HOW TO RUN STRONG
Man Tri’s Nick Thomas guides you through the principles of strength and conditioning to improve your running
Strength and conditioning sessions are the secret to running faster.
M any runners have previously done strength and conditioning (S&C) training at some point but usually with little structure or purpose. For resistance training to provide any benefit the following points must be achieved:
• Effective exercises are used
• The resistance is appropriate
• The program is progressive
• Safe, correct technique is demonstrated at all times
There are several potential benefits of following a well-designed S&C program:
1 INCREASED FORCE PRODUCTION
Running requires force production as you make contact with the ground and drive yourself forwards. The more force you can repeatedly apply the faster you’ll go, regardless of the distance. It’s also worth considering that strength naturally deteriorates faster with age without effective resistance training.
2 INJURY PREVENTION
Joints that are stabilised by stronger muscles are likely to function more efficiently for longer and under greater stress. Simply put, the stronger your body is, the more aerobic training it can tolerate.
3 IMPROVED ECONOMY
Slowing in the later stages of a race is often due to deterioration in technique as the musculoskeletal system fatigues and can’t maintain efficiency. By improving muscular endurance, elasticity and functional strength you’ll be more likely to maintain effective technique until the finish.
4 IMPROVED TECHNIQUE AND COORDINATION
Much strength development is due to improved muscle coordination and synchronisation through one or more joints. Exercises that develop coordination will contribute to improved sportspecific technique.
5 FITTING IT IN
I suggest you complete your S&C session immediately after a swim, bike or run session.
Two 30 minute sessions each week will be enough to develop functional strength providing the choice and intensity of exercises are appropriate. Shorter sessions will also prevent you causing too much muscle damage so run sessions won’t be compromised.
6 KEEP IT SPECIFIC
Having stronger muscles in isolation is very unlikely to make you run faster, so the key is to select exercises that are relevant to the mechanics of running.
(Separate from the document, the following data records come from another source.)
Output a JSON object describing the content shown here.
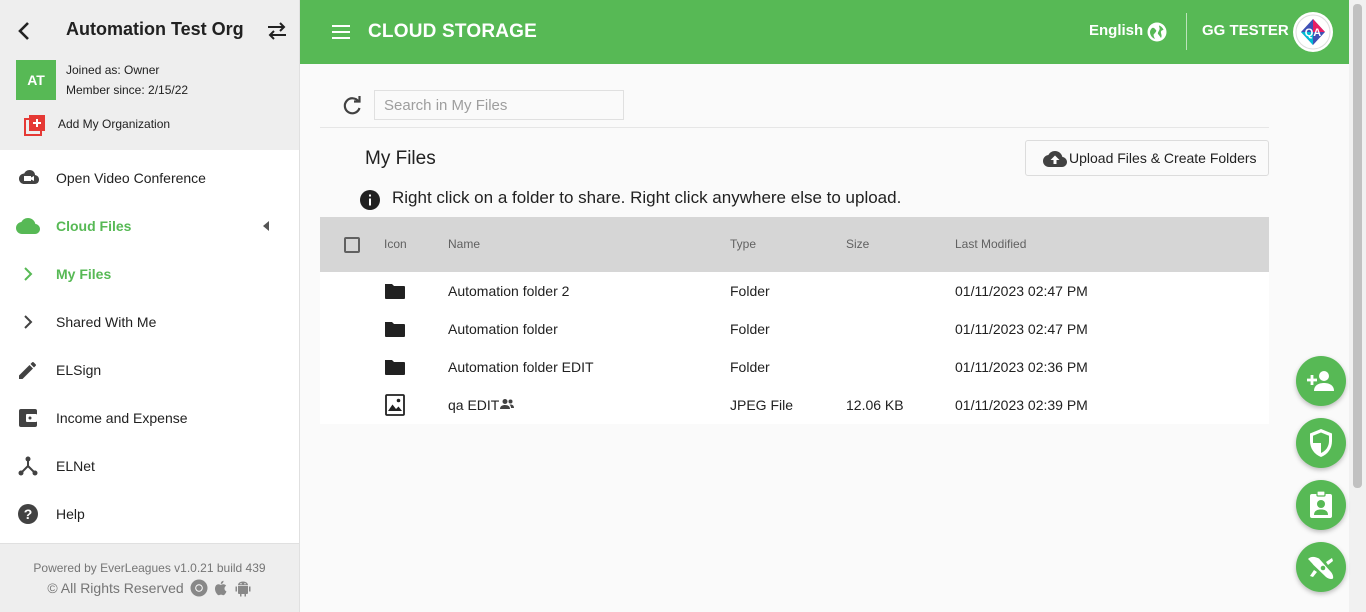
{
  "sidebar": {
    "org_name": "Automation Test Org",
    "avatar_initials": "AT",
    "joined_as": "Joined as: Owner",
    "member_since": "Member since: 2/15/22",
    "add_org": "Add My Organization",
    "items": [
      {
        "label": "Open Video Conference",
        "icon": "video-conference-icon"
      },
      {
        "label": "Cloud Files",
        "icon": "cloud-icon",
        "active": true
      },
      {
        "label": "My Files",
        "icon": "chevron-right-icon",
        "active": true
      },
      {
        "label": "Shared With Me",
        "icon": "chevron-right-icon"
      },
      {
        "label": "ELSign",
        "icon": "pencil-icon"
      },
      {
        "label": "Income and Expense",
        "icon": "wallet-icon"
      },
      {
        "label": "ELNet",
        "icon": "network-icon"
      },
      {
        "label": "Help",
        "icon": "help-icon"
      }
    ],
    "powered_by": "Powered by EverLeagues v1.0.21 build 439",
    "rights": "© All Rights Reserved"
  },
  "topbar": {
    "title": "CLOUD STORAGE",
    "language": "English",
    "user_name": "GG TESTER",
    "user_avatar_text": "QA"
  },
  "main": {
    "search_placeholder": "Search in My Files",
    "page_title": "My Files",
    "upload_label": "Upload Files & Create Folders",
    "info_text": "Right click on a folder to share. Right click anywhere else to upload.",
    "columns": {
      "icon": "Icon",
      "name": "Name",
      "type": "Type",
      "size": "Size",
      "modified": "Last Modified"
    },
    "rows": [
      {
        "icon": "folder-icon",
        "name": "Automation folder 2",
        "type": "Folder",
        "size": "",
        "modified": "01/11/2023 02:47 PM"
      },
      {
        "icon": "folder-icon",
        "name": "Automation folder",
        "type": "Folder",
        "size": "",
        "modified": "01/11/2023 02:47 PM"
      },
      {
        "icon": "folder-icon",
        "name": "Automation folder EDIT",
        "type": "Folder",
        "size": "",
        "modified": "01/11/2023 02:36 PM"
      },
      {
        "icon": "image-file-icon",
        "name": "qa EDIT",
        "shared": true,
        "type": "JPEG File",
        "size": "12.06 KB",
        "modified": "01/11/2023 02:39 PM"
      }
    ]
  },
  "colors": {
    "accent": "#57b955",
    "header_bg": "#d6d6d6",
    "sidebar_head": "#eeeeee"
  },
  "fabs": [
    "add-person-icon",
    "shield-icon",
    "contact-badge-icon",
    "rocket-icon"
  ]
}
Avoid machines unless specific exercises have been advised by a healthcare professional: they work isolated muscles through a specific range of movement and provide no or very little functional benefit.
Exercises should involve multiple joints and muscle groups working in an integrated, coordinated manner within a natural range of motion. “Train the movement, not the muscle” is the key principle to follow.
7 CHOOSE THE CORRECT RESISTANCE
Most people use resistance that is far too low to achieve the gains they’re looking for with too high repetition max (RM).
High repetition maxes (15+ RM) will develop strength endurance but cause considerable fatigue which will then affect subsequent sport-specific sessions. Low reps (3-6 RM) will develop strength but require good technique and a period of adaptation to develop technique and musculoskeletal coordination.
8-12 RM is the traditional range to develop hypertrophy but bridges the progression from adaptation to strength-specific ranges.
8 THE SOLUTION
Initially, it makes sense to use lower weights with a higher rep max and progressively increase resistance (weight) while reducing the RM. In the build up to an event, plyometric exercises is then advised, when the aim is to improve muscular ‘snap’ without unwanted muscular fatigue or DOMS.